Adipocytokines in Synovial Fluid

Methods

We obtained synovial fluid from 52 outpatients (39 women, 13 men) with RA (n = 24) and OA (n = 28). Synovial concentrations of adiponectin and resistin were measured by enzyme-linked immunosorbent assay (ELISA) according to the protocol provided by the manufacturer (human adiponectin ELISA kit, Biocat, Heidelberg, Germany; human resistin ELISA kit, BioVendor, Brno, Czech Republic).

Results

Patients with RA and OA were not significantly different in terms of age (mean [SD], 67.4 [8.8] and 73.9 [8.1] years, respectively) and female sex (87.5% and 64.3%, respectively). Patients with OA had a significantly higher average body mass index (mean [SD], 31.1 [4.9]) than patients with RA (27.8 [5.7], P = .006).

Of the patients with RA, 14 were receiving steroids and 9 received immunosuppressive therapy. None of the patients with OA had been treated with disease-modifying or immunosuppressive therapies. Erythrocyte sedimentation rate (ESR) was significantly higher in patients with RA (31 mm and 61 mm in the first and second hours, respectively, Westergren method) than in those with OA (14 and 36 mm, respectively) (P = .03). Similarily, mean (SD) levels of C-reactive protein (CRP) were significantly higher in patients with RA (21.8 [19.7] mg/L) than in those with OA (6.6 [4.9] mg/L) (P = .03).

Synovial fluid concentrations of adiponectin were significantly higher in patients with RA than in those with OA (mean [SD], 2.2 [2.7] µg/mL vs 1.1 [0.9] µg/mL, respectively; P = .03), as were concentrations of resistin (mean [SD], 58.9 [74.6] ng/mL vs 6.5 [12.7] ng/mL; P<.001). For patients with both RA and OA we found a significant positive correlation between resistin levels and ESR (Kendall-Tau β test: P = .003 and P = .01, respectively) and with levels of CRP (Kendall-Tau β test: P = .005 and p = .003, respectively).

In contrast, however, correlations were not statistically significant between levels of adiponectin and ESR (Kendall-Tau β test: P = .70) or levels of CRP (Kendall-Tau β test: P = .30) in patients with RA. On the other hand, patients with OA did have a positive correlation (P = .003) of adiponectin levels with CRP levels. There were nearly significant correlations, across the entire sample, between body mass index and levels of adiponectin (r = 0.246, P = .08) and resistin (r = 0.245, P = .07).

Comment

We found that the adipocytokines resistin and adiponectin are present in synovial fluid of patients with both RA and OA. In patients with RA, however, synovial resistin levels were approximately 10 times higher than in those with OA. Furthermore, levels of resistin are positively correlated with systemic markers of inflammation such as ESR and CRP. Levels of adiponectin also were elevated in the synovial fluid of patients with RA, but to a much lesser extent than were levels of resistin.

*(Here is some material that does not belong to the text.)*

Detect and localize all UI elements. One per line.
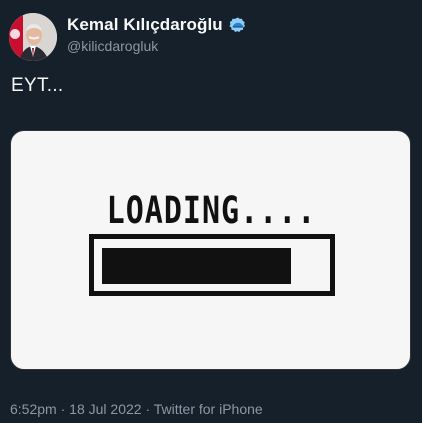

Although little is known about the regulation of adipocytokines and their impact on the pathophysiology of diseases, they are linked to inflammatory and metabolic pathways. Resistin was originally called FIZZ1 (found in inflammatory zone-1) and is regulated by the T_H2 cell cytokines interleukin 4 and interleukin 13 via a number of intermediaries.⁶ In this context, resistin has been discussed as a link between obesity and inflammatory diseases.⁷ Adiponectin, on the other hand, is a signaling molecule with metabolic effects (influencing insulin sensitivity and lipid metabolism) rather than proinflammatory effects.²

Our data support the hypothesis that resistin and adiponectin are involved in inflammatory and metabolic pathways in human rheumatologic disease. These data also suggest a possible metabolic role of adipose tissue in arthritis.

Funding/Support: This work was supported by EULAR-AMGEN Young Investigator Award 2003 and by grants MU 1383/3-3 and SCA 789/2-3 from the German Research Association.

Acknowledgment: We thank technicians Kerstin Winkler, Wiebke Ballhorn, Birgit Riepl, and Sigrun Ammon for their technical assistance.